Mike Foster has been keeping the “bad guys out” for 25 years.
Cybersecurity expert, CEO of the Foster Institute, and author The Safe CEO: How to Protect Your Computers, Your Company, and Your JobFoster has consulted with organizations across North America and speaks internationally on cyber security issues.
Foster’s mission is to “make the world a safer place to live and work.”
One of his consulting responsibilities is preparing business owners, CEOs, and IT professionals to implement and renew cyber insurance. Below is a discussion of common questions insurance companies may ask and Foster’s tips on how to answer them:
Why do insurance companies ask if an organization uses two-factor or multifactor authentication?
Foster said the main reason for multifactor authentication is to prevent an attacker from gaining access even after obtaining a user’s username and password.
Foster: The most important two-factor authentication method is text messaging. The user enters their username and password, then receives a text message with a code that they must enter to complete the login, which increases login security. Other options are more secure than texting, but texting is common.
One of the reasons we require multi-factor authentication is that some users have a tendency to reuse the same usernames and passwords on multiple sites.
When attackers get a username and password for one site or service, they try the same username and password on other sites such as LinkedIn, Facebook, and Microsoft 365. The attacker then starts linking the same username and password to all of these other applications. pages to see if it works, that’s called credential stuffing. Bad guys use this method to confuse people who have already used their passwords.
This is why multifactor authentication is so important. Even if the bad guy has a username and password for each user, the bad guy still can’t log in because he doesn’t have a second one. Attackers can bypass authentication for many things, but these security controls make access more difficult.
Why do insurance companies ask if an organization provides password management tools to users?
Foster: The beauty of a password manager is that users don’t have to worry about remembering passwords. Remembering passwords is the main reason people reuse them.
When users have different passwords for all their logins, authentication fails.
Why do insurance companies ask if an organization provides password management tools instead of being content with users allowing their browsers to remember passwords?
Foster: Most browsers now – such as Edge, Firefox, Chrome, or Safari – will ask you: Do you want to remember your password? That is not a password manager. So don’t forget to remember passwords. Using a password manager can be more secure than storing passwords in a browser because attackers often have simpler browsers than password managers. Attackers always try to get into the browser. That’s what they do.
A password manager is a separate piece of software, and often has a so-called plug-in to integrate with your browser. However, it can be more difficult for a hacker to find usernames and passwords in a password manager than in a browser.

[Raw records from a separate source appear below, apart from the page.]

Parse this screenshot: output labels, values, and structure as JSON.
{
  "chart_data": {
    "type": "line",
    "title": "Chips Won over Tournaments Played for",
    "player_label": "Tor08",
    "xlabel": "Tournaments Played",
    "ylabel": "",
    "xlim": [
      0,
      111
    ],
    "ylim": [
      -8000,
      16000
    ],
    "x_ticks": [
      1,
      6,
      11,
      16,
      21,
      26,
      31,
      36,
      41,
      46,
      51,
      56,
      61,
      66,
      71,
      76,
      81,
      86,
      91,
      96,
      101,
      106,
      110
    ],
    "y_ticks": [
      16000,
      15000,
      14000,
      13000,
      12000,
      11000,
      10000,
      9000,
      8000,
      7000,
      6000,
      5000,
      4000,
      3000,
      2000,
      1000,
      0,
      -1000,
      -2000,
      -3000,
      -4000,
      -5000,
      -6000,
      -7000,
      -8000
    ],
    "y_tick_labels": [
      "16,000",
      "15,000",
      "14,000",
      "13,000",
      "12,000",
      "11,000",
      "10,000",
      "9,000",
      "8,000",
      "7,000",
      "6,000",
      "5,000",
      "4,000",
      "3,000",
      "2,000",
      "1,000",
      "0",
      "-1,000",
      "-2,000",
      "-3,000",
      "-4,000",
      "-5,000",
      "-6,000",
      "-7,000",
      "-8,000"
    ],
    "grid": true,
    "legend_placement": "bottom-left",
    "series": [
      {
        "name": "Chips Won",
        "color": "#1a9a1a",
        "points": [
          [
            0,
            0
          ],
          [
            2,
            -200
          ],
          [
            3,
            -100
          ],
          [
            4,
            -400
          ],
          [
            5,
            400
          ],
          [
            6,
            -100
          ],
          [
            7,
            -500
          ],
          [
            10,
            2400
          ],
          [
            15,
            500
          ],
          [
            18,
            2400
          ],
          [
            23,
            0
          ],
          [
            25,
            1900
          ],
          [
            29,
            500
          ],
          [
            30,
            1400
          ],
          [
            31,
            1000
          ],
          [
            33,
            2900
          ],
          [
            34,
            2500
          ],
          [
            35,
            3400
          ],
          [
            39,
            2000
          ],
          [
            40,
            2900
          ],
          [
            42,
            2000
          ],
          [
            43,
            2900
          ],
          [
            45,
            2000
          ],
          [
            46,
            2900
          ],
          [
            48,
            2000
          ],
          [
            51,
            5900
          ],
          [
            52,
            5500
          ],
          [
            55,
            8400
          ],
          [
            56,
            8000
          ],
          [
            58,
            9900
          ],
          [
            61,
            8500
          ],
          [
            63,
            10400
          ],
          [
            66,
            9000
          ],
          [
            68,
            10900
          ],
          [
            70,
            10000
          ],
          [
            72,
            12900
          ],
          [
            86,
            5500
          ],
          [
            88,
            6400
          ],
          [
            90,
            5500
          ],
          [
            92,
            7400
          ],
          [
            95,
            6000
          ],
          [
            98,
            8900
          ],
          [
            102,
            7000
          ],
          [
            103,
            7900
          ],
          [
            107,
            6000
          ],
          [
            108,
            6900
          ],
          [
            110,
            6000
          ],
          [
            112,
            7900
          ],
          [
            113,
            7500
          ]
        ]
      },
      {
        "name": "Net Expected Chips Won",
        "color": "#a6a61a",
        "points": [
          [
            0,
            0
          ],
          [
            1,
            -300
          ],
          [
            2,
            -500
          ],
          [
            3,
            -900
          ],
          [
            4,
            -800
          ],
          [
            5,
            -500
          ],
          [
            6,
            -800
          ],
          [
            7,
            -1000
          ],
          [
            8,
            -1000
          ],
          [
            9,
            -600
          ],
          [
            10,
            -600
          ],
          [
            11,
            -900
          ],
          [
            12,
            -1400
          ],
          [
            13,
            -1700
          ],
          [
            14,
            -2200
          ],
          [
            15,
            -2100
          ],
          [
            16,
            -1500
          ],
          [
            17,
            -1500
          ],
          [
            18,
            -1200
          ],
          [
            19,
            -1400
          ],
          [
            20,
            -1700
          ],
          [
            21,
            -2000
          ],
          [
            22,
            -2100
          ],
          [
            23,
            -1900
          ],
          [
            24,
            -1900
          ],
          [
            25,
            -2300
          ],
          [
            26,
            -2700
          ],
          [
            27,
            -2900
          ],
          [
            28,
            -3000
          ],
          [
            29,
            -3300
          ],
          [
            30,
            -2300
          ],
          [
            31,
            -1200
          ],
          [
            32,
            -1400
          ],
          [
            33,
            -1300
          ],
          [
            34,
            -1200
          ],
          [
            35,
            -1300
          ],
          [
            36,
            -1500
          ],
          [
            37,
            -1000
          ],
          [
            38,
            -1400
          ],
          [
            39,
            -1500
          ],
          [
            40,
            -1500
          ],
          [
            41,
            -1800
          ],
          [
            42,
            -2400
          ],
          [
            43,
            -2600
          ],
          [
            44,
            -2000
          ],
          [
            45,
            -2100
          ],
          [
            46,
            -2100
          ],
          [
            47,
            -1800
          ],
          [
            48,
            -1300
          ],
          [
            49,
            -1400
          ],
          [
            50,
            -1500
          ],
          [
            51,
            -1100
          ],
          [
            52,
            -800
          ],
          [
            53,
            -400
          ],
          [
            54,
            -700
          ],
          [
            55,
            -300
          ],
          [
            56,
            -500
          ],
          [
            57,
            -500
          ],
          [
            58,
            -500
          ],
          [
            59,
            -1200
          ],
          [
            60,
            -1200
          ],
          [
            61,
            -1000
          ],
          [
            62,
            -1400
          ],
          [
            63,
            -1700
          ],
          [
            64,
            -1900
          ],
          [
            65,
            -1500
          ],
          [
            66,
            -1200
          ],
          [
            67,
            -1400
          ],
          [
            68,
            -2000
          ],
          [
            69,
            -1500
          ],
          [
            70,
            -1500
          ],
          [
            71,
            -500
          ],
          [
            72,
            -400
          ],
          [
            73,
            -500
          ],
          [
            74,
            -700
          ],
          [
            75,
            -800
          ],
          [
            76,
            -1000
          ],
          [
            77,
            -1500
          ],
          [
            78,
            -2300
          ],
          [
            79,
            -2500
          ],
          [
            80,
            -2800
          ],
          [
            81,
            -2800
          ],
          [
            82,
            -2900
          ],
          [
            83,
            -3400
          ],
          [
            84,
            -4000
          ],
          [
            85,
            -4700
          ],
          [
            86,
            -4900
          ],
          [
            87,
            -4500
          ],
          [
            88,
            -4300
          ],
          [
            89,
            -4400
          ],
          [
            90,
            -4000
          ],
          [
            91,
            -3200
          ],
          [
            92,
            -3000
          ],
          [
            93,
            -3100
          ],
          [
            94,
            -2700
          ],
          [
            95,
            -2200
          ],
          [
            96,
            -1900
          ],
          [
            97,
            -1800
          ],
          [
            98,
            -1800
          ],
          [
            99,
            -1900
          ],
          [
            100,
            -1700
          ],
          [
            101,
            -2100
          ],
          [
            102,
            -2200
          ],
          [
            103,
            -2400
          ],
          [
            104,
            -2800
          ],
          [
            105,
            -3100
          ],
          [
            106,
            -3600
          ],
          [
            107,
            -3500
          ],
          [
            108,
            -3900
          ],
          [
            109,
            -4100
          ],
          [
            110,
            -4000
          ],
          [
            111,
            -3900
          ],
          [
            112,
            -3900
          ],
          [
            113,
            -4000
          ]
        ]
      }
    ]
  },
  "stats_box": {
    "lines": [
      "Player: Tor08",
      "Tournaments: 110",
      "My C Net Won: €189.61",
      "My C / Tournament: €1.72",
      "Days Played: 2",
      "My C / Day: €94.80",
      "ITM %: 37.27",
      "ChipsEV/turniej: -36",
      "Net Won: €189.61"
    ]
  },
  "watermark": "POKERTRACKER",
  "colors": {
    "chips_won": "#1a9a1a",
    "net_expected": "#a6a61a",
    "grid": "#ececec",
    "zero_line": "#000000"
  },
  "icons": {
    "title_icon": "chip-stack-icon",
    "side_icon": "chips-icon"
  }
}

Although browser manufacturers do a great job of trying to keep browsers secure, insurance companies are encouraged if users have password managers.
Why do insurance companies ask if an organization uses geo-blocking or geo-filtering?
Foster said geo-filtering or access to country settings can block connections or authentication requests based on location.
Foster: If you have people logging in from other countries such as the United States, Canada, Mexico, and Europe, then set up all your systems to only accept logins from those countries. That way, if someone tries to log in from another country, they won’t get a chance. They are only hitable, which will defeat most threats.
Now there can be an attacker in another country, and they can use proxying, which means that the attacker can interfere with a computer in the United States, for example, and try to access it through a computer located in an authorized location.
Just because you surf countries X, Y, and Z doesn’t mean someone in that country can’t beat you up. It just means that the person must have a proxy in the computer in the United States or elsewhere and try to log in through the proxy.
Why do insurance companies want to know if users are local managers?
Foster: If you’re using Windows and Apple computers out of the box, which is what some small companies are starting to do, users have local administrative privileges, which can be a security risk because local administrators can install programs and execute general information. .
If an attacker compromises a login account, the attacker will have the same privileges as the compromised user. This is why users need to be given limited access to do their work. Chances are something you can change. Whether you’re logging into Microsoft 365, Windows, or an Apple operating system, you definitely want your users to be regular users.
By default, operating systems give users a huge advantage if it’s a family computer and people want to take their computer home from the store and install software. It is a deliberate step to create a second account to be an administrator and limit the user’s daily access. This method is defined as creating a default user or making him/her no longer an administrator.
It is important to have a local administrative account in case a user or IT professional needs to install software or perform other administrative tasks. But the user authenticates to an account with limited access to make it difficult for the attacker to compromise the system if the user makes a mistake such as clicking on an email link that connects to a server the attacker controls. Converting all users to group users can sometimes break apps. Therefore, making changes is not always easy, but it is necessary to investigate, and often users will not notice the difference. This topic can be another story.